Die Magie des Drehmoments. Spannend wird’s auf der Fahrt beziehungsweise noch im Stand, denn zunächst hört man nach dem Start nichts vom 143 PS/105 kW starken Zweiliter-Benziner. Dies liegt an Hondas e:HEV-Hybridsystem, bei dem zwei Elektromotoren mit von der Partie sind: ein kleiner als Generator und einer mit 184 PS/125 kW für den Antrieb: Fertig ist der Vollhybrid-Prelude. Anfänglich übernimmt also die flüsterleise Stromriege die Arbeit. Fortan schaltet sich der Otto-Motor automatisch hinzu oder wechselt sich mit dem E-Motor ab – je nach Fahrzustand, der vom Gasfuß des Menschen am Steuer abhängig ist. Bereits vor Fahrtantritt macht Ko Yamamoto, Technischer Honda-Berater Europa, auf etwas ganz anderes aufmerksam: „Mancher ist zunächst erstaunt über die Systemleistung von 184 Pferdestärken und verlangt vollmundig nach mindestens 250 PS bei einem Leistungsträger wie dem Prelude.“ Der japanische Hersteller hat sich aber für den cleveren e:HEV-Weg entschieden, dessen Zweifler schnell eines Besseren belehrt werden. Yamamoto erläutert die Magie des Drehmoments: „300 Newtonmeter, die schnellstens anliegen, darin liegt die Freude und Leistungsfähigkeit auf Tour.“ Recht hat er. Auf Wunsch wieselt der Wagen eben wegen dieser Magie pfeilschnell voran.

Kombiniert man dann noch innerhalb der vier Fahrprogramme Comfort, GT, Sport und Individual in der Sport-Abteilung das S+ Shift-System, ist die Simulation automatischer Gangwechsel per Schaltwippen am Lenkrad aktiviert: Schaltvorgänge werden markant hörbar und durch leichte Ruckler fühlbar. Da geht die Post ab! Fakt ist, dass Spielernaturen, die gerne mit den Fahr-Einstellungen und bis hin zu sieben verschiedenen Stärken der Bremsenergierückgewinnung unterwegs sind, beim Prelude voll auf ihre Kosten kommen. Ein Manko aber bleibt, das Liebhaber der flottesten Gangart zu verschmerzen bereit sein müssen: Die Höchstgeschwindigkeit ist bei 188 km/h erreicht, was weltweit betrachtet mehr als ausreicht.  

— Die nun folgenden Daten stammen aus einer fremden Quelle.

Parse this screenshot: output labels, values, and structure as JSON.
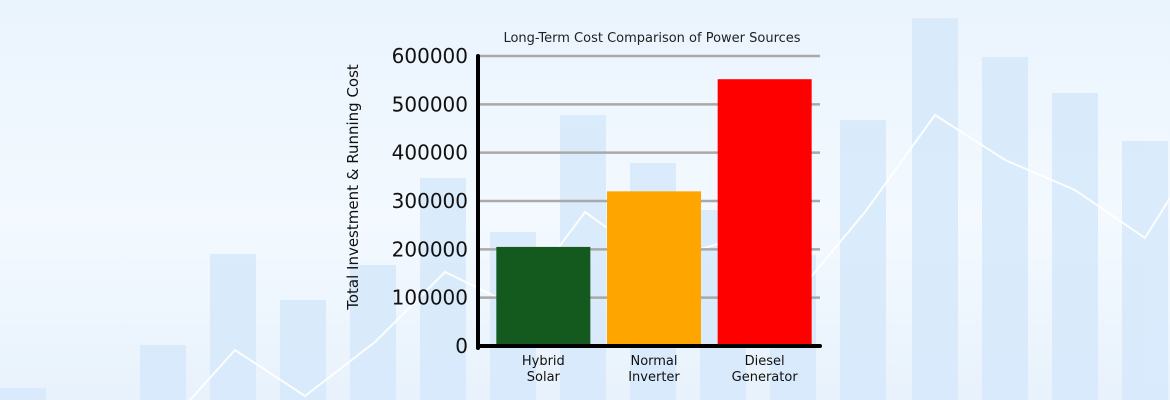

Vorspiel im kommenden Frühjahr. Das Honda-Coupé, dessen traditioneller Name Prelude „Vorspiel“ bedeutet, steht nach derzeitiger Planung ab Frühjahr 2026 zum Einstiegspreis von 49.500 Euro bei den Händlern. Das Auto ist in den vier Lackierungen Weiß, Grau, Schwarz und Blau erhältlich. Wenn man den Andeutungen glauben darf, könnte später auch noch Rot hinzukommen, womit an den Prelude von 1978 angeknüpft würde.  

Autogramm

Honda Prelude 2.0 i-MMD Hybrid

Typ: Coupé; Preis: 49.500 Euro; Länge: 4,53 Meter; Breite: 1,88 Meter; Höhe: 1,35 Meter; Radstand: 2,60 Meter; Leergewicht: 1480 Kilogramm; Zuladung: 370 Kilogramm; Kofferraum: 264-760 Liter; Sitze: vier; Tankinhalt: 40 Liter; Motor: Otto-Vierzylinder; Hubraum: 1993 Kubikzentimeter; Leistung: 143 PS/105 kW bei 5900 U/min; Drehmoment: 186 Newtonmeter bei 4500 U/min; Elektromotor: 184 PS/135 kW; Drehmoment: 315 Newtonmeter; Getriebe: Automatik; Spitze: 188 km/h; 0 auf 100 km/h: 8,2 Sekunden; Normverbrauch: 5,2 Liter Super, CO2-Ausstoß: 117  Gramm/km.